The fact that $F_X=F_Y$ is obviously equivalent to the fact that $\forall \,x \in \mathbb{R} \quad \mu_X((-\infty,x])=\mu_Y((-\infty,x])$.
I'm learning this by myself, so maybe this is a deep result that is too hard to prove for me. I really don't know.
Again, I've searched a lot online but I didn't find any valid proof of this.
Best Answer
If $F_X = F_Y$, i.e. $F_X(z) = F_Y(z)$ for all $z\in\mathbb R$, we have that $\mu_X(I_z) = \mu_Y(I_z)$ for all $z\in\mathbb R$, where $I_z = (-\infty,z]$.
The set $\mathcal I = \{I_z:z\in\mathbb R\}$ generates the Borel $\sigma$-algebra, i,e, $\sigma(\mathcal I) = \mathcal B(\mathbb R)$, and the set $\mathcal I$ is $\pi$-stable (i.e. $I,J\in\mathcal I$ implies that $I\cap J\in\mathcal I$).

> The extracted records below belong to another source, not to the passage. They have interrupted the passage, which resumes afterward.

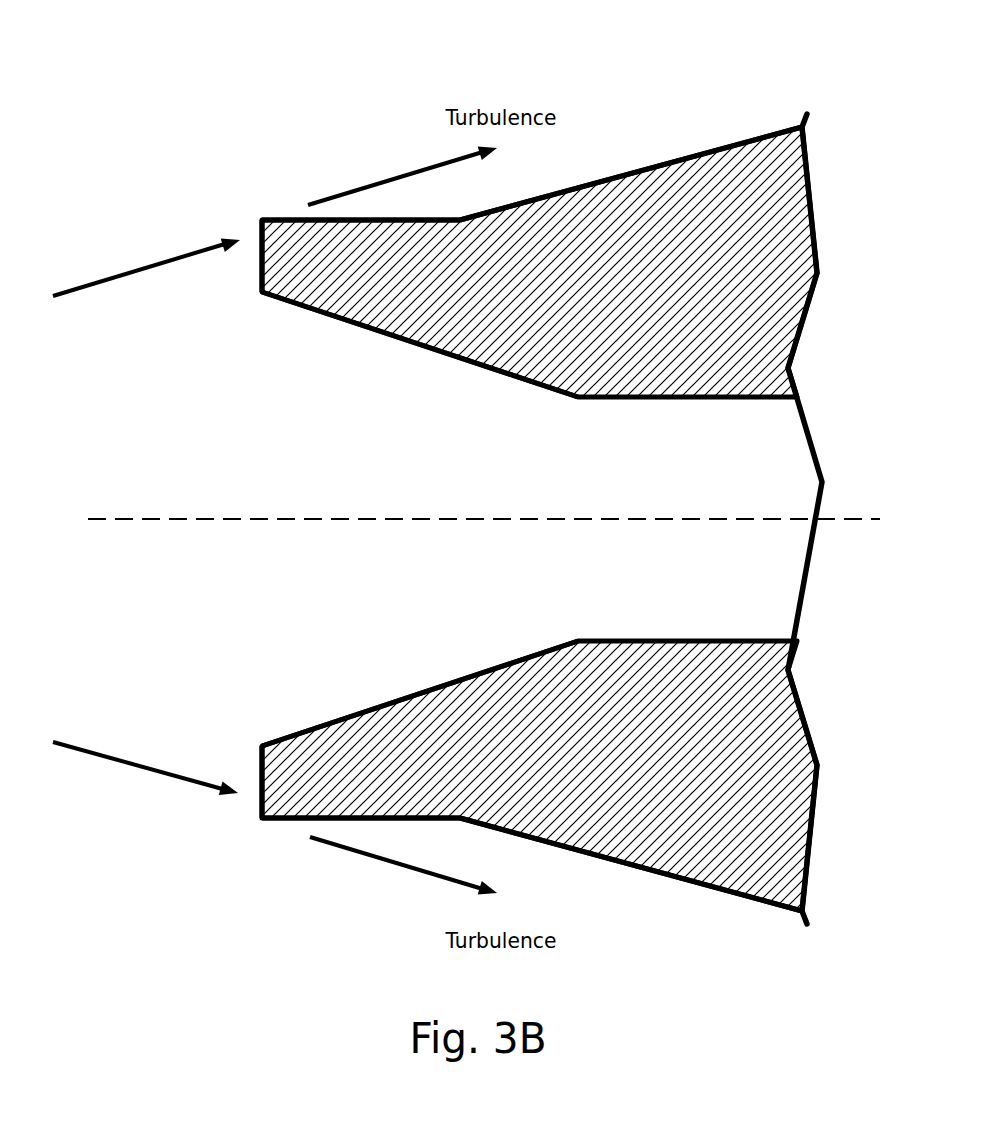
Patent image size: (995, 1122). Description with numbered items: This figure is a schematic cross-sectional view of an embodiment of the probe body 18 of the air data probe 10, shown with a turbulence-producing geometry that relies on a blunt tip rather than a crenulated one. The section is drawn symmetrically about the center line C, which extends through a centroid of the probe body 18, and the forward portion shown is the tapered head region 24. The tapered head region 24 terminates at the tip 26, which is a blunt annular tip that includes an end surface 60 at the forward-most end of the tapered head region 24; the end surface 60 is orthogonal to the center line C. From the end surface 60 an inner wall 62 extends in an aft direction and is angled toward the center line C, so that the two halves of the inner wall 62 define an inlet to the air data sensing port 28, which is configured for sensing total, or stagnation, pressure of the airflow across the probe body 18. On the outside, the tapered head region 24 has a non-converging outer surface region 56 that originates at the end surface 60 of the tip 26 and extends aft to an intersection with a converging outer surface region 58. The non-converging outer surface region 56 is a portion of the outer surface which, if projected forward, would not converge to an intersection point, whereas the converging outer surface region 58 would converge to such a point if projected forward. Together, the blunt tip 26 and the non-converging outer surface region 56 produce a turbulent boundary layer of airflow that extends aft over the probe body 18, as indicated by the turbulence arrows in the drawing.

The air data probe 10 is at (194, 80).
The probe body 18 is at (785, 113).
The tapered head region 24 is at (736, 125).
The tip 26 is at (245, 286).
The air data sensing port 28 is at (636, 549).
The non-converging outer surface region 56 is at (289, 208).
The converging outer surface region 58 is at (653, 156).
The end surface 60 is at (258, 248).
The inner wall 62 is at (447, 353).
The center line C is at (205, 519).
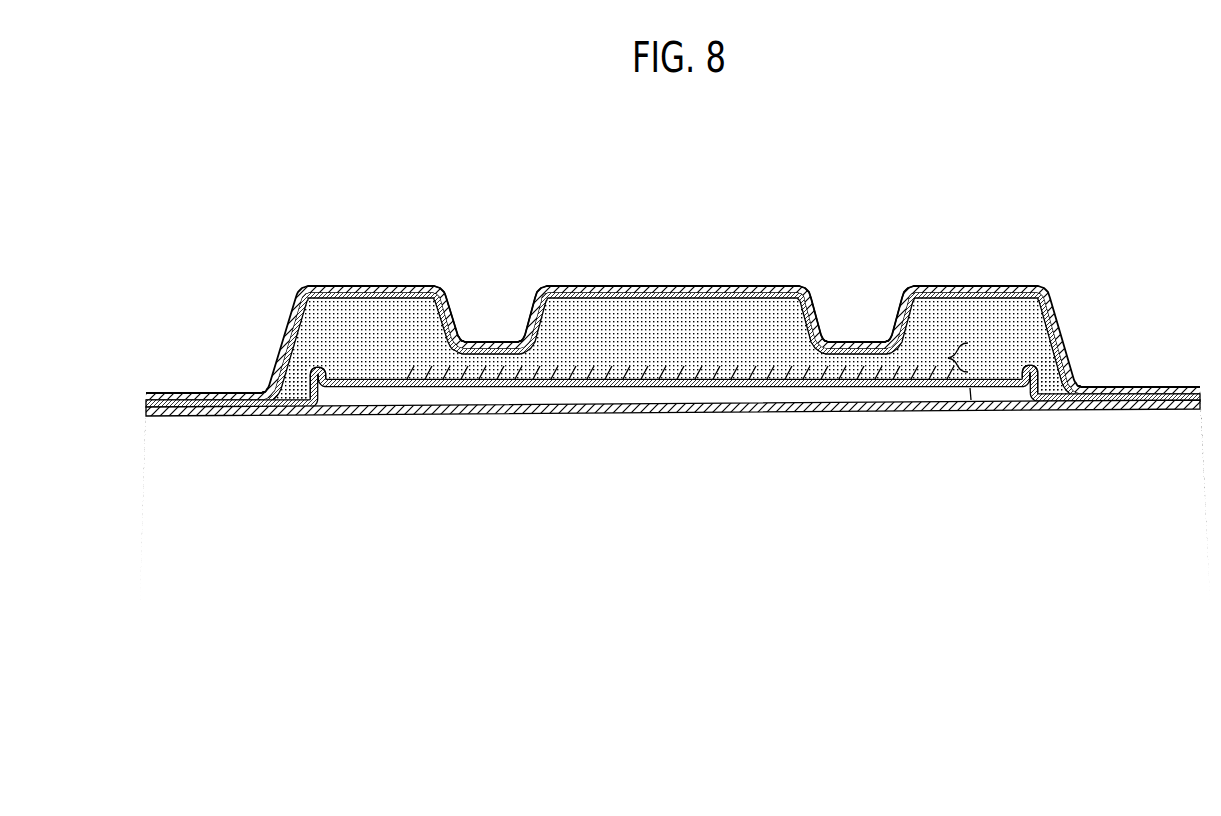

The set $\mathcal D = \{A\in\mathcal B(\mathbb R) : \mu_X(A) = \mu_Y(A)\}$ is a $\lambda$-system (https://en.wikipedia.org/wiki/Dynkin_system), and it obviously holds that $\mathcal D\subseteq\mathcal B(\mathbb R) = \sigma(\mathcal I)$. By hypothesis, $\mathcal I\subseteq\mathcal D$ also. From the $\pi$-$\lambda$-theorem then follows that $\sigma(\mathcal I) \subseteq \mathcal D$. Thus, $\mathcal D = \mathcal B(\mathbb R)$, which means $\mu_X = \mu_Y$ for all $A\in\mathcal B(\mathbb R)$.